Henk Schouten • 88 - 2012 • Uitgave: 22
Bij Jeruzalem kwamen we Melchizedek tegen. Die geheimzinnige gestalte, waarin we veel van de Here Jezus herkennen. Mogelijk was Melchizedek zelfs de Here Jezus, zij het in bedekte vorm. Jeruzalem heette nog Salem. Een andere naam voor deze stad is Jebus. We leren uit Jozua 18:28 dat Jebus, Jeruzalem, tot het erfdeel van de Benjaminieten hoort, dus niet zoals veel mensen veronderstellen aan Juda.

De betekenis van Jebus is zoveel als ‘platgetreden plaats’. Ze was oorspronkelijk hoofdstad van de Jebusieten. Jebus was een zoon van Kanaän, een zoon van Cham, de jongste zoon van Noach. Cham is ook de zoon die de dronkenschap en de roes van zijn vader ontdekte en zich naar zijn broers daar vrolijk over maakte.
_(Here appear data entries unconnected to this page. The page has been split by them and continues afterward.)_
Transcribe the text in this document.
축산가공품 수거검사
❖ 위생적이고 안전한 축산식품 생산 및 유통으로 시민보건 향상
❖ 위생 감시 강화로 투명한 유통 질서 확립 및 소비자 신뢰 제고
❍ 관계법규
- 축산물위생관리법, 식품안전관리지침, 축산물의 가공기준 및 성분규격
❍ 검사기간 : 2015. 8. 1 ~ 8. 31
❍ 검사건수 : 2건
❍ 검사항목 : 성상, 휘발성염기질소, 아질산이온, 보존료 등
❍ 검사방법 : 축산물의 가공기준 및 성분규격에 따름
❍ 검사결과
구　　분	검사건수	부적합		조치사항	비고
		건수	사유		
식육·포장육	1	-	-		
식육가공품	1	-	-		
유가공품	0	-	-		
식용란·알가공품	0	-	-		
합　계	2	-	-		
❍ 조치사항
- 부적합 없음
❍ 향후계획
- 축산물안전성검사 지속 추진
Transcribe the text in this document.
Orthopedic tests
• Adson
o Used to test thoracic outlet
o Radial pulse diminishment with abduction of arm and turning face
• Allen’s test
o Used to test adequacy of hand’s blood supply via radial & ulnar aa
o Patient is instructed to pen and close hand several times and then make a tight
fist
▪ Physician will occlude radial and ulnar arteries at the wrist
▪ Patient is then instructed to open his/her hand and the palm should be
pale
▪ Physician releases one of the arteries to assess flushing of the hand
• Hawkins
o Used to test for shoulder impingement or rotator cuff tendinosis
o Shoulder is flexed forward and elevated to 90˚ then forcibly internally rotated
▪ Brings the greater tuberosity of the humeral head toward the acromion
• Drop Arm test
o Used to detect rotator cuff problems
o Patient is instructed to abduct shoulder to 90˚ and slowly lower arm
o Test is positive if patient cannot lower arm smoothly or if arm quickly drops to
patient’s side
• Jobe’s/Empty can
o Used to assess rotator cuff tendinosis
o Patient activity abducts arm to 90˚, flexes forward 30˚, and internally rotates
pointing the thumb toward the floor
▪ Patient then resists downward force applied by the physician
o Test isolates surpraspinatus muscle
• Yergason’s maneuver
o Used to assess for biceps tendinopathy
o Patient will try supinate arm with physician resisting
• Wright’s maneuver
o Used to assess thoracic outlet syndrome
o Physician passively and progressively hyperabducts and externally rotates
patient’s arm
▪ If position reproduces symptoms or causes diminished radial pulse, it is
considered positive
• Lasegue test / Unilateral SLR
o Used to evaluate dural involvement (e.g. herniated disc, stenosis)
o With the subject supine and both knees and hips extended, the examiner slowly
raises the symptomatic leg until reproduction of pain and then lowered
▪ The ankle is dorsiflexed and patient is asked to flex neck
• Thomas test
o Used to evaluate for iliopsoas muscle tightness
Sem en Jafeth daarentegen handelden zeer integer en correct en hielden zich afgewend van hun vaders naaktheid, terwijl zij Noach bedekten. Deze gebeurtenis legde een vloek op het nageslacht van Cham. Wanneer we de Bijbelse lijn volgen en zien hoe het geslacht van Cham zich ontwikkeld heeft, dan is het niet moeilijk de vervulling van de vloekprofetie te herkennen. Wij, christenen zijn niet geroepen die vloek uit te voeren, maar ze is er wel.
Het is tenminste opmerkelijk dat de eerste stenen van de stad Jebus, Jeruzalem, aangedragen zijn door de Jebusieten. Een vervloekt nageslacht. Hun naam wijst op een platgetreden gebied.

David
Na Melchizedek, de koning en priester van Salem komt David in beeld. Hij was inmiddels koning van Juda en zetelde in Hebron. Na de dood van Isboseth, de zoon van Saul die koning geworden was over Israël kwam er een volksvertegenwoordiging naar David toe uit het tienstammen rijk. Zij zalfden David tot koning van Israël. Daarop trekt David ten strijde naar Jebus, Jeruzalem. Nergens wordt duidelijk waarom David ertoe besloot deze stad te veroveren. Het zou kunnen zijn dat David het gebied dat aan de twaalf stammen door de Here God was toegeschreven verder wilde veroveren en daarom dit gebied dat aan Benjamin was toegezegd wilde inlijven. Vanaf die verovering wordt Jeruzalem ook de stad van David of de Davidsstad genoemd.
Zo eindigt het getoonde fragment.